Et d'une manière générale, vu l'ambiance, je me méfierais de tout ce qui se trouve en Europe (U.E.) ou dans sa sphère d'influence: Luxembourg et Autriche, d'abord. Il semble en effet qu'un vaste marchandage est engagé à Bruxelles entre différents pays pour réduire le nombre de ces paradis fiscaux ou bancaires, sur un pied d'égalité: les allemands et autrichiens pourraient garder le Liechtenstein mais devraient renoncer aux privilèges bancaires du Kleinwassertal (si tant est que cette zone franche existe encore), en échange de quoi les italo-franco-espagnols devraient choisir entre Andorre, Monaco ou Campione, et les britanniques faire des sacrifices du côté des îles anglo-normandes et/ou de Gibratar et/ou de l'île de Man. Aux dernières nouvelles, ce sera Gibraltar.

Car il est facile d'interdire à ses propres ressortissants de bénéficier du "paradis frère" (Monaco pour la France, par exemple), mais tentant de maintenir ce "paradis frère" à l'usage des étrangers (les personnes résidant hors de France dans mon exemple). Au niveau européen cependant, le bilan est globalement négatif, et c'est ce phénomène qui émeut Bruxelles actuellement.

C'est aussi pour cette raison que de nombreux Suisses établis en Espagne votent "non" à l'adhésion de la Suisse à l'U.E…. Après tout, un célèbre promoteur immobilier lausannois n'est peut-être pas consul honoraire du Panama (autre paradis fiscal) pour rien.
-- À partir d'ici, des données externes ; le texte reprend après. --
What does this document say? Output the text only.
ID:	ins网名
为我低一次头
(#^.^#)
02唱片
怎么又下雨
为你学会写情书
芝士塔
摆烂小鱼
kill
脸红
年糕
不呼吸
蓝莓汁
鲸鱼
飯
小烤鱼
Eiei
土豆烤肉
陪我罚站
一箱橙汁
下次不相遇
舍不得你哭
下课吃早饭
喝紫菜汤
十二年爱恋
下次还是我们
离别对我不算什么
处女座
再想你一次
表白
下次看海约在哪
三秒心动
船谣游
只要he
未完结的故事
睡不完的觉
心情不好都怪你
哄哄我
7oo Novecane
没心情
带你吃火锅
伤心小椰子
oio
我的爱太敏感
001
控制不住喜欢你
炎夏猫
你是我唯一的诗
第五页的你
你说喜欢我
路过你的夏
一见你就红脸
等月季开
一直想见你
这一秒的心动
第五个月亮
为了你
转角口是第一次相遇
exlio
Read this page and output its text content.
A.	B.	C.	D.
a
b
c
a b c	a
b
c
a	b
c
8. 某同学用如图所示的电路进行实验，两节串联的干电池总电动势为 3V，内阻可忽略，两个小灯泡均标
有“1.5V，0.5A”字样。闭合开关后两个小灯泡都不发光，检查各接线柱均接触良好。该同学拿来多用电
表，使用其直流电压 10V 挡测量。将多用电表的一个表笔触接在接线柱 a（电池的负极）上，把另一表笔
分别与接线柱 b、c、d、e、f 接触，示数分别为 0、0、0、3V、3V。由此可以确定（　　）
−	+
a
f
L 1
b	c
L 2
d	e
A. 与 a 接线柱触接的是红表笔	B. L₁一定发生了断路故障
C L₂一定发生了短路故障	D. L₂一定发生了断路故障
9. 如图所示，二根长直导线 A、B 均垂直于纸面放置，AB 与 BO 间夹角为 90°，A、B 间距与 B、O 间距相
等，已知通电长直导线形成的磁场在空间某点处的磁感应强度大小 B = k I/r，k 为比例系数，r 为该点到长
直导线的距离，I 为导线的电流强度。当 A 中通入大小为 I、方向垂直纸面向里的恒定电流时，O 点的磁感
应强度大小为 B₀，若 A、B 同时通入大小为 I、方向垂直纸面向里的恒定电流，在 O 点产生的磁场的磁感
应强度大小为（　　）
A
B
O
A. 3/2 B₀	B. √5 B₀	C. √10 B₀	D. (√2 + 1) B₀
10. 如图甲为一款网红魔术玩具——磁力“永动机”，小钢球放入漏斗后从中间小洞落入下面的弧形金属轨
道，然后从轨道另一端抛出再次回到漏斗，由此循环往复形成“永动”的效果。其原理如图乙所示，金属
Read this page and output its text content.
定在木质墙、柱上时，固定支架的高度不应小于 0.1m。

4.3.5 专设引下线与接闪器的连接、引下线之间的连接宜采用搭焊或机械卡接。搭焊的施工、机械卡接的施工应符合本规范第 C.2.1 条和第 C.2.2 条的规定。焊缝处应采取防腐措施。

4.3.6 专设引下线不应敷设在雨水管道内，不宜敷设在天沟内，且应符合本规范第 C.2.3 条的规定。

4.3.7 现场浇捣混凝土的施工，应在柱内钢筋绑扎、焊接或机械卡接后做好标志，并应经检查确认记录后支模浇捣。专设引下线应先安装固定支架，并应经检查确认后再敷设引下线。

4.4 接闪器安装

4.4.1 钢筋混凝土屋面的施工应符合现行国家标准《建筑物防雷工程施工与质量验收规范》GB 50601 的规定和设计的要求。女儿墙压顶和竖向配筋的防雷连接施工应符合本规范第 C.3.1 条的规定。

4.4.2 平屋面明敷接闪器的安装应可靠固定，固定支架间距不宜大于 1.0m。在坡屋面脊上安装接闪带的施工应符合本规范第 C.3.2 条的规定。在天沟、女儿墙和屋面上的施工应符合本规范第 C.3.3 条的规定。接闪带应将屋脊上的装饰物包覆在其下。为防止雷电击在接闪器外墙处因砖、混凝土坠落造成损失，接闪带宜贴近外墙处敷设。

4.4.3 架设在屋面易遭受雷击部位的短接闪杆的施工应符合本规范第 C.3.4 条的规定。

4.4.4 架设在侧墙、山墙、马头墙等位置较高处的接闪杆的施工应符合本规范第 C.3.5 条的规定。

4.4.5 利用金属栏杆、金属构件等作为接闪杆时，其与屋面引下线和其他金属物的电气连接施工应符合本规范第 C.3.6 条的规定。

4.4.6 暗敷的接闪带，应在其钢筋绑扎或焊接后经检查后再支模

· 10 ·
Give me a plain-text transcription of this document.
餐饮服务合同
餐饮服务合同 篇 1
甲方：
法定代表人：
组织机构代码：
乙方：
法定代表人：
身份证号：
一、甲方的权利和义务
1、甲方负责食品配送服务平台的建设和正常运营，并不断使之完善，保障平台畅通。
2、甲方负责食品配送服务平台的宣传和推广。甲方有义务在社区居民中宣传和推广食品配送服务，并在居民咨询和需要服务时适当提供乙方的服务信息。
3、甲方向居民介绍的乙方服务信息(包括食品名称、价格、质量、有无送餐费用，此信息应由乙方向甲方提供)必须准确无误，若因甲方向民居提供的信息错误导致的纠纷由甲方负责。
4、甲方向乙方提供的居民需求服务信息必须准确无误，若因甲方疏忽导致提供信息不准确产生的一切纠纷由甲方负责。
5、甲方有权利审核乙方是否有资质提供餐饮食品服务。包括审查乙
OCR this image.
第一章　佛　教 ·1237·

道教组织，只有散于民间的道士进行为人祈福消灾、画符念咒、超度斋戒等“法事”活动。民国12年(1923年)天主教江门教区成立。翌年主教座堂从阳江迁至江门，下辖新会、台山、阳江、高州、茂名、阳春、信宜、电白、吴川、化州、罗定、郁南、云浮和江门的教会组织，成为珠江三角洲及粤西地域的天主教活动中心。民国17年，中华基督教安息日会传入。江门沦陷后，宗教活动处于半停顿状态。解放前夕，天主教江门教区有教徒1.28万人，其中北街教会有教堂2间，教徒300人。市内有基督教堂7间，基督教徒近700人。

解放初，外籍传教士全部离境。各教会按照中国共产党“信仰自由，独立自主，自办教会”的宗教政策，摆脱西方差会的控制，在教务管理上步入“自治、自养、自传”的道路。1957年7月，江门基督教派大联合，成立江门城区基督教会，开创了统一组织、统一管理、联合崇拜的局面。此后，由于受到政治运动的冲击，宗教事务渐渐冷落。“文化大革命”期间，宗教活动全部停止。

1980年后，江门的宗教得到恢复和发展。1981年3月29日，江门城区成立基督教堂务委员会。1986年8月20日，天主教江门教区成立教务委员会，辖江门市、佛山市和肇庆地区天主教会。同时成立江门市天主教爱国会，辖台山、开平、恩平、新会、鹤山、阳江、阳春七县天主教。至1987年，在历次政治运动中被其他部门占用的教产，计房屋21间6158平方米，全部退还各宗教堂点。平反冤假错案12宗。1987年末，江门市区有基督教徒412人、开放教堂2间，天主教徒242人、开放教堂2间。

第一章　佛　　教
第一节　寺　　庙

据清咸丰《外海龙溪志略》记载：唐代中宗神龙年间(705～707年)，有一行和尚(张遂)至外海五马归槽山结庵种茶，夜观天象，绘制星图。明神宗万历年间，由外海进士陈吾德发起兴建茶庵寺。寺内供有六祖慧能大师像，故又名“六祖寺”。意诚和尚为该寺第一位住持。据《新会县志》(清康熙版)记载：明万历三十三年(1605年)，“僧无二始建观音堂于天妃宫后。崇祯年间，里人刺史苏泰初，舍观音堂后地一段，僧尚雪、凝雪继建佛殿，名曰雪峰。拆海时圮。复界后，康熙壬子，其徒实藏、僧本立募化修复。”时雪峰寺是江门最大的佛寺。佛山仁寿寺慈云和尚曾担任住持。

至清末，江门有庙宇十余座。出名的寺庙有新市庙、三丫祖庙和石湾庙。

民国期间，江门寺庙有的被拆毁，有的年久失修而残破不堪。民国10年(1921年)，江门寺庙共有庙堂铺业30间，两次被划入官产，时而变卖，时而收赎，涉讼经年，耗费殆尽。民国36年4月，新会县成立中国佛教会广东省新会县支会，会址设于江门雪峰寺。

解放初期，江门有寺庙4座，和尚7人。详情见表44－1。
Voila ce qu'en bref je peux vous dire. Il vous appartient de consulter votre gérant de fortune, conseiller bancaire ou une entreprise spécialisée si vous souhaitez en savoir plus.

Un dernier conseil: planifiez votre déplacement à l'avance. Une fois installé en Espagne, cela risque d'être trop tard, alors que si vous "importez" dans votre bagage une situation légalement établie avant votre déménagement, personne en Espagne ne pourra vous en vouloir.